Start with Your Electronic Files
On your computer desktop, add two new folders and name them 2007 Listings and 2007 Sales. Each time you get a new listing or buyer, create a subfolder within the appropriate folder. For listings, name the subfolder for the address—123 Oak Street, for example. For buyers, use their names—for instance, Smith,
Jim & Sue.

From this point on, keep all documents, pictures and contracts with any addenda in their respective subfolders.

Yes, some of you are saying, “I have this 32-page contract and addenda in paper form in my hand. How do I get it in the computer?” If you’re not familiar with scanning, it’s time to get familiar.

Find the Right Scanner
First, you need the proper hardware. I prefer Fujitsu’s ScanSnap s510. I never thought I would have another dedicated scanner taking up space in my office since the multifunction printers graced our presence years ago, but this little baby changes everything. It scans 18 pages per minute, both sides, directly to a PDF file, and it includes Adobe Acrobat Standard, which would cost $300 if I had to buy it on my own. The ScanSnap costs about $400 ($350 with the $50 rebate they’re currently offering). It closes up to a size smaller than a shoebox, and it scans the smallest of receipts for Quicken and even business cards. 

To use the ScanSnap, I take the document in its paper form and place it in the machine’s feed (making sure to remove staples and/or paper clips). I then hit the “Start Scan” button, and moments later the “Save As” window pops up on the computer screen, asking where on my hard drive I would like to place my newly digitized document. I save the document as a PDF file to the appropriate folder. If your office still likes to receive a paper copy, then you know what to do with the paper after you scan it. If your office doesn’t need the paper copy, shred it after double-checking to assure that you scanned it correctly.

Get an e-Fax Subscription
Next, look at getting an e-fax subscription, with a site like www.Efax.com, www.MyFax.com or www.RingCentral.com, to name a few. They work like this: You pay them a fee either monthly (as low as $7.95) or yearly, and in exchange, they give you a local or toll-free phone number that you give out as your fax number. You fax through your computer and upload documents to the service’s Web site.

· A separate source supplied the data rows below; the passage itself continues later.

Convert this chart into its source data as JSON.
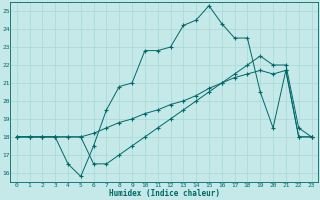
{
  "xlabel": "Humidex (Indice chaleur)",
  "bg_color": "#c5e8e8",
  "line_color": "#006868",
  "grid_color": "#a8d8d8",
  "xlim": [
    -0.5,
    23.5
  ],
  "ylim": [
    15.5,
    25.5
  ],
  "xticks": [
    0,
    1,
    2,
    3,
    4,
    5,
    6,
    7,
    8,
    9,
    10,
    11,
    12,
    13,
    14,
    15,
    16,
    17,
    18,
    19,
    20,
    21,
    22,
    23
  ],
  "yticks": [
    16,
    17,
    18,
    19,
    20,
    21,
    22,
    23,
    24,
    25
  ],
  "line1_x": [
    0,
    1,
    2,
    3,
    4,
    5,
    6,
    7,
    8,
    9,
    10,
    11,
    12,
    13,
    14,
    15,
    16,
    17,
    18,
    19,
    20,
    21,
    22,
    23
  ],
  "line1_y": [
    18,
    18,
    18,
    18,
    16.5,
    15.8,
    17.5,
    19.5,
    20.8,
    21,
    22.8,
    22.8,
    23,
    24.2,
    24.5,
    25.3,
    24.3,
    23.5,
    23.5,
    20.5,
    18.5,
    21.7,
    18,
    18
  ],
  "line2_x": [
    0,
    1,
    2,
    3,
    4,
    5,
    6,
    7,
    8,
    9,
    10,
    11,
    12,
    13,
    14,
    15,
    16,
    17,
    18,
    19,
    20,
    21,
    22,
    23
  ],
  "line2_y": [
    18,
    18,
    18,
    18,
    18,
    18,
    18.2,
    18.5,
    18.8,
    19.0,
    19.3,
    19.5,
    19.8,
    20.0,
    20.3,
    20.7,
    21.0,
    21.3,
    21.5,
    21.7,
    21.5,
    21.7,
    18.0,
    18.0
  ],
  "line3_x": [
    0,
    1,
    2,
    3,
    4,
    5,
    6,
    7,
    8,
    9,
    10,
    11,
    12,
    13,
    14,
    15,
    16,
    17,
    18,
    19,
    20,
    21,
    22,
    23
  ],
  "line3_y": [
    18,
    18,
    18,
    18,
    18,
    18,
    16.5,
    16.5,
    17.0,
    17.5,
    18.0,
    18.5,
    19.0,
    19.5,
    20.0,
    20.5,
    21.0,
    21.5,
    22.0,
    22.5,
    22.0,
    22.0,
    18.5,
    18.0
  ]
}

When someone sends you a fax, you receive an e-mail message with a PDF file attachment. The PDF attachment can be viewed, saved to your hard drive and printed. It’s a great way to save paper, you never have to print junk faxes and the quality of digital fax reproduction is usually much greater than that of standard faxes, especially if you need to forward the fax, which you do via e-mail.

The next recipient will receive it with no reduction in quality—unlike receiving a fax that has been refaxed the standard way. Even better, this process is transparent to the sender (he or she doesn’t realize that they are actually e-mailing you a PDF document), who doesn’t do anything different when sending you a fax.

Back It Up
Now that you have all these important documents digitized and on your computer’s hard drive, it’s even more critical that you back up your data. [For more information on backups, see Florida Realtor®, May 2007, “Back Up Data Now or Suffer Later,” page 42.]

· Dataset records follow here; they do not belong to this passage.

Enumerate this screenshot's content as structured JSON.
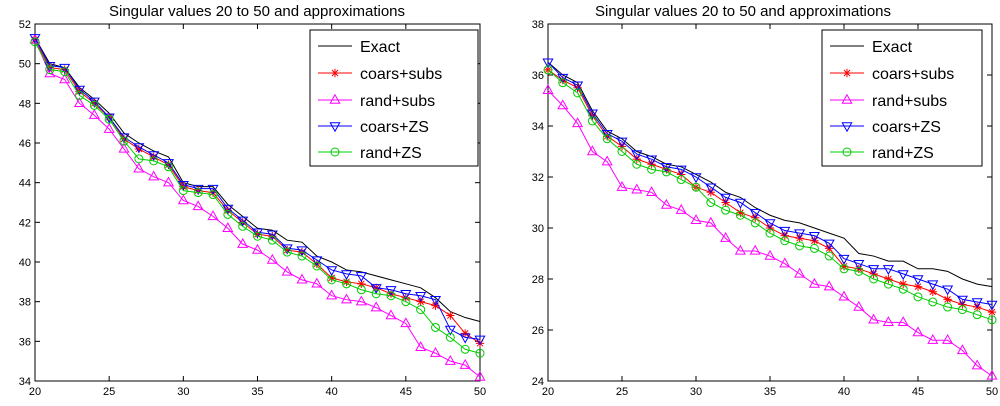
{
  "chart_data": [
    {
      "type": "line",
      "title": "Singular values 20 to 50 and approximations",
      "xlabel": "",
      "ylabel": "",
      "xlim": [
        20,
        50
      ],
      "ylim": [
        34,
        52
      ],
      "xticks": [
        20,
        25,
        30,
        35,
        40,
        45,
        50
      ],
      "yticks": [
        34,
        36,
        38,
        40,
        42,
        44,
        46,
        48,
        50,
        52
      ],
      "legend_position": "top-right",
      "x": [
        20,
        21,
        22,
        23,
        24,
        25,
        26,
        27,
        28,
        29,
        30,
        31,
        32,
        33,
        34,
        35,
        36,
        37,
        38,
        39,
        40,
        41,
        42,
        43,
        44,
        45,
        46,
        47,
        48,
        49,
        50
      ],
      "series": [
        {
          "name": "Exact",
          "color": "#000000",
          "marker": "none",
          "values": [
            51.3,
            50.0,
            49.8,
            48.8,
            48.2,
            47.5,
            46.5,
            46.0,
            45.6,
            45.3,
            44.0,
            43.8,
            43.8,
            42.9,
            42.3,
            41.7,
            41.6,
            41.1,
            41.0,
            40.3,
            40.0,
            39.6,
            39.5,
            39.3,
            39.1,
            38.9,
            38.7,
            38.2,
            37.5,
            37.2,
            37.0
          ]
        },
        {
          "name": "coars+subs",
          "color": "#ff0000",
          "marker": "star",
          "values": [
            51.2,
            49.8,
            49.7,
            48.6,
            48.0,
            47.3,
            46.2,
            45.7,
            45.3,
            44.9,
            43.8,
            43.6,
            43.5,
            42.6,
            42.0,
            41.4,
            41.3,
            40.6,
            40.5,
            39.9,
            39.2,
            39.0,
            38.9,
            38.7,
            38.4,
            38.2,
            38.0,
            37.8,
            37.3,
            36.4,
            35.9
          ]
        },
        {
          "name": "rand+subs",
          "color": "#ff00ff",
          "marker": "triangle-up",
          "values": [
            51.2,
            49.5,
            49.2,
            48.0,
            47.4,
            46.7,
            45.7,
            44.7,
            44.3,
            44.0,
            43.1,
            42.8,
            42.3,
            41.7,
            40.9,
            40.6,
            40.1,
            39.5,
            39.1,
            38.9,
            38.3,
            38.1,
            38.0,
            37.7,
            37.3,
            36.9,
            35.7,
            35.4,
            35.0,
            34.8,
            34.2
          ]
        },
        {
          "name": "coars+ZS",
          "color": "#0000ff",
          "marker": "triangle-down",
          "values": [
            51.3,
            49.9,
            49.8,
            48.7,
            48.1,
            47.3,
            46.3,
            45.8,
            45.4,
            45.0,
            43.9,
            43.7,
            43.7,
            42.7,
            42.1,
            41.5,
            41.4,
            40.7,
            40.6,
            40.1,
            39.6,
            39.4,
            39.3,
            38.7,
            38.6,
            38.4,
            38.3,
            38.1,
            36.6,
            36.2,
            36.1
          ]
        },
        {
          "name": "rand+ZS",
          "color": "#00cc00",
          "marker": "circle",
          "values": [
            51.1,
            49.7,
            49.6,
            48.4,
            47.9,
            47.2,
            46.1,
            45.2,
            45.1,
            44.8,
            43.6,
            43.5,
            43.4,
            42.4,
            41.8,
            41.3,
            41.1,
            40.5,
            40.3,
            39.8,
            39.1,
            38.9,
            38.6,
            38.4,
            38.3,
            38.0,
            37.6,
            36.7,
            36.2,
            35.6,
            35.4
          ]
        }
      ]
    },
    {
      "type": "line",
      "title": "Singular values 20 to 50 and approximations",
      "xlabel": "",
      "ylabel": "",
      "xlim": [
        20,
        50
      ],
      "ylim": [
        24,
        38
      ],
      "xticks": [
        20,
        25,
        30,
        35,
        40,
        45,
        50
      ],
      "yticks": [
        24,
        26,
        28,
        30,
        32,
        34,
        36,
        38
      ],
      "legend_position": "top-right",
      "x": [
        20,
        21,
        22,
        23,
        24,
        25,
        26,
        27,
        28,
        29,
        30,
        31,
        32,
        33,
        34,
        35,
        36,
        37,
        38,
        39,
        40,
        41,
        42,
        43,
        44,
        45,
        46,
        47,
        48,
        49,
        50
      ],
      "series": [
        {
          "name": "Exact",
          "color": "#000000",
          "marker": "none",
          "values": [
            36.5,
            36.0,
            35.7,
            34.6,
            33.8,
            33.5,
            33.0,
            32.8,
            32.5,
            32.4,
            32.1,
            31.8,
            31.4,
            31.2,
            30.8,
            30.5,
            30.3,
            30.2,
            30.0,
            29.8,
            29.6,
            29.0,
            28.9,
            28.7,
            28.7,
            28.4,
            28.4,
            28.3,
            28.0,
            27.8,
            27.7
          ]
        },
        {
          "name": "coars+subs",
          "color": "#ff0000",
          "marker": "star",
          "values": [
            36.2,
            35.8,
            35.5,
            34.4,
            33.6,
            33.2,
            32.7,
            32.5,
            32.3,
            32.1,
            31.6,
            31.4,
            31.0,
            30.6,
            30.4,
            30.0,
            29.7,
            29.6,
            29.5,
            29.2,
            28.5,
            28.4,
            28.2,
            28.0,
            27.8,
            27.7,
            27.5,
            27.2,
            27.0,
            26.9,
            26.7
          ]
        },
        {
          "name": "rand+subs",
          "color": "#ff00ff",
          "marker": "triangle-up",
          "values": [
            35.4,
            34.8,
            34.1,
            33.0,
            32.6,
            31.6,
            31.5,
            31.4,
            30.9,
            30.7,
            30.3,
            30.2,
            29.6,
            29.1,
            29.1,
            28.9,
            28.6,
            28.2,
            27.8,
            27.7,
            27.3,
            26.9,
            26.4,
            26.3,
            26.3,
            25.9,
            25.6,
            25.6,
            25.2,
            24.6,
            24.2
          ]
        },
        {
          "name": "coars+ZS",
          "color": "#0000ff",
          "marker": "triangle-down",
          "values": [
            36.5,
            35.9,
            35.6,
            34.5,
            33.7,
            33.4,
            32.9,
            32.7,
            32.4,
            32.3,
            32.0,
            31.6,
            31.2,
            31.0,
            30.6,
            30.2,
            29.9,
            29.8,
            29.7,
            29.4,
            28.8,
            28.6,
            28.4,
            28.4,
            28.2,
            28.0,
            27.8,
            27.6,
            27.2,
            27.1,
            27.0
          ]
        },
        {
          "name": "rand+ZS",
          "color": "#00cc00",
          "marker": "circle",
          "values": [
            36.2,
            35.7,
            35.3,
            34.2,
            33.5,
            33.0,
            32.5,
            32.3,
            32.2,
            31.9,
            31.6,
            31.0,
            30.7,
            30.5,
            30.2,
            29.8,
            29.5,
            29.3,
            29.2,
            28.9,
            28.4,
            28.3,
            28.0,
            27.8,
            27.6,
            27.3,
            27.1,
            26.9,
            26.8,
            26.6,
            26.4
          ]
        }
      ]
    }
  ]
}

If you don’t have an internal DVD burner on your computer, get an external DVD burner that plugs directly into a USB port. Burn a new DVD of the important files on your computer at least once a week.

With these few simple processes, I’ve freed myself from the weight of all that paper that was cluttering my work life. Try it for yourself, and you’ll quickly find out why those of us in the know go paperless. 


Mark Porter (www.markporter.net) is a broker-associate with Keller Williams Realty in Texas and a senior CRS instructor for the Council of Residential Specialists.